Wir sind ganz angetan von den vielen Fachwerkhäusern und und dem verwinkelten Altstadtkern. Zurück an Bord stellen wir fest: die Relaisreparatur muss vertagt werden. Wir haben das falsche Ersatzteil. Dafür kommen Jens und Thomas pünktlich zur vereinbarten Probefahrt. Sie scheinen ganz zufrieden, die anschließende Preisverhandlung kommt auf einen gemeinsamen Punkt. Endgültige Entscheidung morgen 11 Uhr. Wenn positiv, ist unsere Heimfahrt mit einem „Sixt-Sprinter“ schon mal vorangefragt. Wenn negativ, setzen wir unsere Heimfahrt um 12 Uhr fort. Wir werden sehen.

Bad Essen

Ibbenbüren – Bad Essen

Nach einer Zwischenstation (bei Ibbenbüren) auf einem Seitenarm auf den ersten 3 Kilometern des Mittellandkanals war am Dienstag Bad Essen erreicht.

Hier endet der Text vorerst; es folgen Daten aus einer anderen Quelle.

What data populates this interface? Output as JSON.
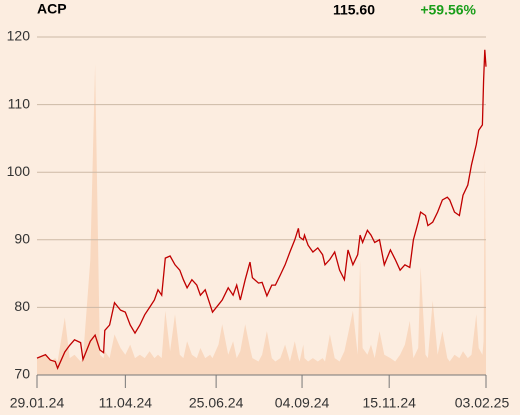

Nach fast 2000 km störungsfreier Fahrt haben wir jetzt „auf den letzten Metern“ tatsächlich doch noch ein kleines Problem. Die Lichtmaschine gibt während der Fahrt keinen Strom an die Verbraucherbatterien, trotz Voltmeteranzeige Ladestrom „13 V“. Ein Bootselektriker war hier im Ort nicht aufzutreiben. Jetzt haben wir einen Termin morgen in Minden.

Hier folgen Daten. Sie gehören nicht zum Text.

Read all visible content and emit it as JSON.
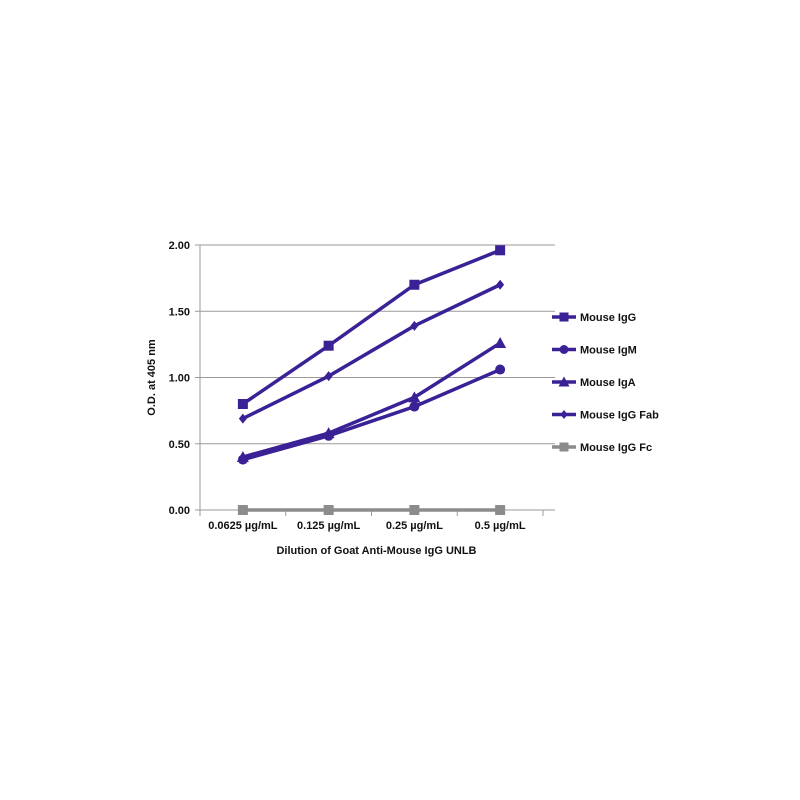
{
  "chart_data": {
    "type": "line",
    "categories": [
      "0.0625 µg/mL",
      "0.125 µg/mL",
      "0.25 µg/mL",
      "0.5 µg/mL"
    ],
    "series": [
      {
        "name": "Mouse IgG",
        "values": [
          0.8,
          1.24,
          1.7,
          1.96
        ],
        "color": "#3b2196",
        "marker": "square"
      },
      {
        "name": "Mouse IgM",
        "values": [
          0.38,
          0.56,
          0.78,
          1.06
        ],
        "color": "#3b2196",
        "marker": "circle"
      },
      {
        "name": "Mouse IgA",
        "values": [
          0.4,
          0.58,
          0.85,
          1.26
        ],
        "color": "#3b2196",
        "marker": "triangle"
      },
      {
        "name": "Mouse IgG Fab",
        "values": [
          0.69,
          1.01,
          1.39,
          1.7
        ],
        "color": "#3b2196",
        "marker": "diamond"
      },
      {
        "name": "Mouse IgG Fc",
        "values": [
          0.0,
          0.0,
          0.0,
          0.0
        ],
        "color": "#8c8c8c",
        "marker": "square"
      }
    ],
    "ylim": [
      0,
      2
    ],
    "yticks": [
      "0.00",
      "0.50",
      "1.00",
      "1.50",
      "2.00"
    ],
    "xlabel": "Dilution of Goat Anti-Mouse IgG UNLB",
    "ylabel": "O.D. at 405 nm",
    "grid": true,
    "legend_position": "right"
  }
}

Der Sole-Kurort Bad Essen (15.000 Einwohner) liegt an der Deutschen Fachwerkstraße direkt am Hang des Wiehengebirges im Naturpark Terra Vita des Osnabrücker Landes. Der kleine Ortskern hat mit seinen vielen Fachwerkhäuser durchaus Charme. Wir streifen durchs Städtchen und raus zum Aussichtsturm. Irgendwann ist es mit dem Rad zu anstrengend, den letzten Anstieg wird es ein Waldspaziergang. Die Aussicht vom nur 19 m hohen Turm ist recht eingeschränkt. Der Turm ist eindeutig zu niedrig (oder die Bäume drumherum zu hoch). Anyway, der Spaziergang, mit Wassertreten im Solewasser (beim Auf- und beim Abstieg) war sehr schön. Im Wald ist die Hitze so gut wie nicht zu merken.

Danach ins Sole-Freibad (Schwimmbecken mit Bad Essener Sole). Äusserst erfrischend. Noch ein Abstecher zur SoleArena und Tisch reservieren für die „KaffeeMühle“. Punkt 19 Uhr. Rappelvoll, alle Tische draußen waren reserviert, Essen & Trinken war super.